Thursday, March 27, 2014
Snow White and the Huntsman
I saw Snow White & The Huntsman for the first time a few days ago, maybe because I had a craving for Game of Thrones. Unfortunately, this was like wanting a slice of warm apple pie topped with a scoop of ice cream, and getting an apple core to nibble on.
I’ll start with the good. The black glass warriors were very cool. Also, I liked the music at the end (the coronation plus the song that plays over the credits).
Other than that, everything was blah. Except for Charlize Theron’s turn as the evil queen Ravenna, who reminded me a little of Jeremy Irons’s evil mage Profion in the similarly awful Dungeons & Dragons. It’s as though they realized they were the only elements in the films with the potential to be something other than dull, but regardless, they couldn’t possibly make the films worth watching. So they just went to town on the scenery-chewing.

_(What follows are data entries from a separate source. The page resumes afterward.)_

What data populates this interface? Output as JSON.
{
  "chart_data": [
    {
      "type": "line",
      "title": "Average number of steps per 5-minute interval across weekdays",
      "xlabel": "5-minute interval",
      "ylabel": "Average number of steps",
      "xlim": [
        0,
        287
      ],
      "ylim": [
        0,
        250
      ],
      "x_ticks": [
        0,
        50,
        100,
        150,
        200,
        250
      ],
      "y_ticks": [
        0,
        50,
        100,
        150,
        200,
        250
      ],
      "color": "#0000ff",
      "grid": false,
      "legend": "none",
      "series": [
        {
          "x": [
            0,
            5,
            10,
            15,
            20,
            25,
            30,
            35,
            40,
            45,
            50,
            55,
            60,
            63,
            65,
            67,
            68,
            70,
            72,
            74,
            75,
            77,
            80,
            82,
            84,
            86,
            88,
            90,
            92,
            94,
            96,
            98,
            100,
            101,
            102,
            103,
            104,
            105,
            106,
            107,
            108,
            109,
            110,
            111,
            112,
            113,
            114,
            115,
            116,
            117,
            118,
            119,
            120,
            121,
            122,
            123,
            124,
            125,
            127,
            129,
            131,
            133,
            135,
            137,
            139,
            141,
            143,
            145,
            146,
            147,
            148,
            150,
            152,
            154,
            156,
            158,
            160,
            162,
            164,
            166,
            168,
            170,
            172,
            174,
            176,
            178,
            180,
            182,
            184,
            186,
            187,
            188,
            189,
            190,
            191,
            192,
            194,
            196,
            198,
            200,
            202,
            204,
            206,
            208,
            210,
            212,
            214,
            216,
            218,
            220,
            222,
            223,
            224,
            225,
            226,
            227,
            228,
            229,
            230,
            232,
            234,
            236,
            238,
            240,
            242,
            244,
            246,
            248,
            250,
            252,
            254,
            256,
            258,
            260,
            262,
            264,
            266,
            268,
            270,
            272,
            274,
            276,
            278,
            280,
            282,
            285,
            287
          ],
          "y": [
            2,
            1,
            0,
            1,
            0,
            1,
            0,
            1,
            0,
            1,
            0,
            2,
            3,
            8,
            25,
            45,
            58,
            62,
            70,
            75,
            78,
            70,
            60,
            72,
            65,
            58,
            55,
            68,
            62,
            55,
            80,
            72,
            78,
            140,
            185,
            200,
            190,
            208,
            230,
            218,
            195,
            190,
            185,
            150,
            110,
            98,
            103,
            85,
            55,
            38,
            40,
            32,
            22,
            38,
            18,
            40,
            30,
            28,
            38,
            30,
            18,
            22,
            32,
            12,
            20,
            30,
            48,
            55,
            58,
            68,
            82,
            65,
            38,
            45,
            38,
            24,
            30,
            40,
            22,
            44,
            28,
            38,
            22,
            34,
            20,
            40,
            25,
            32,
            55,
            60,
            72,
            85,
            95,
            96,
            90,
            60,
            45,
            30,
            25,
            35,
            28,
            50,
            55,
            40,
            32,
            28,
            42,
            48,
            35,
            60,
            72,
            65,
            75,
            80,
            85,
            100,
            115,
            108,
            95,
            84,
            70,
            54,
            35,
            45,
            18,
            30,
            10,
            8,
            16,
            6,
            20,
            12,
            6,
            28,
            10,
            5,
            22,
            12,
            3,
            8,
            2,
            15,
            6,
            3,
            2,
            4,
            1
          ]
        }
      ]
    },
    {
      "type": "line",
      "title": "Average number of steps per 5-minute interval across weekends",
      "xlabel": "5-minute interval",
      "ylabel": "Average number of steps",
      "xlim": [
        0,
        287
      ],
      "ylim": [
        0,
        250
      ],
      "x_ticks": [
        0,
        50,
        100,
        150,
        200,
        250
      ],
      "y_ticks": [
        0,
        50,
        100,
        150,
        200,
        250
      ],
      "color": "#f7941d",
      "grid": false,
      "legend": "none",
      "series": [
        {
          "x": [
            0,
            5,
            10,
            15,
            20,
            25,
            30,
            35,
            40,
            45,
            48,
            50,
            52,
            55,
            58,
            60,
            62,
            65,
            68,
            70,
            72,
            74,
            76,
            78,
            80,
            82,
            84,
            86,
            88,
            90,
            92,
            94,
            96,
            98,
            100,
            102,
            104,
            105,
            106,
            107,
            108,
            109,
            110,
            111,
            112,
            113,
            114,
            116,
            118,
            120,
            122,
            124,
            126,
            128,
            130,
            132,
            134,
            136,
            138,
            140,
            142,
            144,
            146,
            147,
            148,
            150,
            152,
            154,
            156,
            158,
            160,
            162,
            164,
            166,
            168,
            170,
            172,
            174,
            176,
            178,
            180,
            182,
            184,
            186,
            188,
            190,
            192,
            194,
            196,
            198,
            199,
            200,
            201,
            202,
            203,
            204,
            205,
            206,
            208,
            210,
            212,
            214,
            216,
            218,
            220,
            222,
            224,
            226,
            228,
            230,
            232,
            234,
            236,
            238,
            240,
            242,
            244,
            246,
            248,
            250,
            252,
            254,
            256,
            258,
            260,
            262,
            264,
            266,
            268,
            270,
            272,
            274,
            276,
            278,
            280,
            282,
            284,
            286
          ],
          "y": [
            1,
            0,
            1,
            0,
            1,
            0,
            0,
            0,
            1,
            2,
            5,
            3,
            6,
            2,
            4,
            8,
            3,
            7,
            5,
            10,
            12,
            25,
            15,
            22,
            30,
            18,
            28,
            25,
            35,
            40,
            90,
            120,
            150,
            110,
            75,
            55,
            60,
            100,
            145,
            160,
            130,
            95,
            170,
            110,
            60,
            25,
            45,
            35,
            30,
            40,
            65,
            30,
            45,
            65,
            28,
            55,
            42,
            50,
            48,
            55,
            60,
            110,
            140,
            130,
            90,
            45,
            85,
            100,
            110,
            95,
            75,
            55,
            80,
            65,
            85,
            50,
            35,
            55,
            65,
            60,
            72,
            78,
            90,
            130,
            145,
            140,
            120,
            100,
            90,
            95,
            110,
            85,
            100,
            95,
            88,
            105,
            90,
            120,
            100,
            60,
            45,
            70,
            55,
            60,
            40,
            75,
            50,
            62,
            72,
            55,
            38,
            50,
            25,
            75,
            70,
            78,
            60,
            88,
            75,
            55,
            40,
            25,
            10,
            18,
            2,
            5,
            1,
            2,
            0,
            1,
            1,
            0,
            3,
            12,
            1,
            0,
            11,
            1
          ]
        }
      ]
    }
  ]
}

I can’t even think of Kristen Stewart’s character as Snow White. That character is Kristen Stewart, wearing a perpetually dazed and open-mouthed expression. The sets and clothes are so grungy that her two upper incisors, always on display, look all the whiter in comparison. Even when she’s crowned queen, she just stands there silently with her chest heaving, a tabula rasa to the end.
You can tell they were going for a Joan d’Arc vibe, because to gain her throne she put on armor, led a tiny army and fought the evil queen, but all throughout it I just wondered why no one was wearing a helm. Plus, the resolution of the battle is telegraphed from the moment she meets the titular huntsman. If a man teaches a woman a self-defence move, I guarantee the woman will pull that move out at the last minute to save herself from the villain.
Another problem is that I was never sure what was the source of the evil queen’s power. Shades of Elizabeth Bathory here, since she imprisoned a girl, fed on the girl’s youth and became beautiful while the girl grew old. But apparently there’s a whole village of women who have deliberately scarred their faces (just pale lines down their cheeks, wouldn’t want to gross anyone out) to deter the queen from choosing them. So… she derives her youthfulness from only hot women?
Then she eats a bird’s heart, and of course she wants Stewart’s as well – though why she kept Stewart locked up in the tower for years is anyone’s guess. As for the nature of her power, that goes beyond youthfulness. She’s got Wolverine’s healing factor, Mystique’s ability to change her appearance, super strength and telekinesis (she can raise a portcullis by walking to it). Oh, she also changes into a flock of birds. Basically, she’s all over the place, and no, I have no idea why Stewart was able to kill her at the end. But it was a relief, because that meant the film was over.
The dwarves were awful, the takeover of the castle was unbelievable, and the black glass warriors were utterly wasted. If millions of shards of obsidian fly at you at high speed, you’ll need to be rinsed off the walls. Of course, Stewart’s love interests are barely scratched.
These love interests are the scruffy huntsman (who doesn’t even have a name) and some pretty-boy duke’s son, both of whom kiss her after she eats the apple. I’m sure you can tell which one’s kiss works, but this is a modern retelling, not “Some Day My Unshaven Prince Will Come”, so he just exchanges a few angsty glances with her afterwards.
The queen, a self-made widow, has a love interest too – her brother. Yes, they were going for Jaime/Cersei here, because this film is a patchwork of borrowed concepts covering up a whole lot of nothing. The brother has a silly haircut and that’s about all I can say of him.
If you want to see a strong yet vulnerable princess, watch Pan's Labyrinth instead, because Ivana Baquero can act, plus there’s a gripping story and a believable villain to go along with her. Everything this film doesn’t have.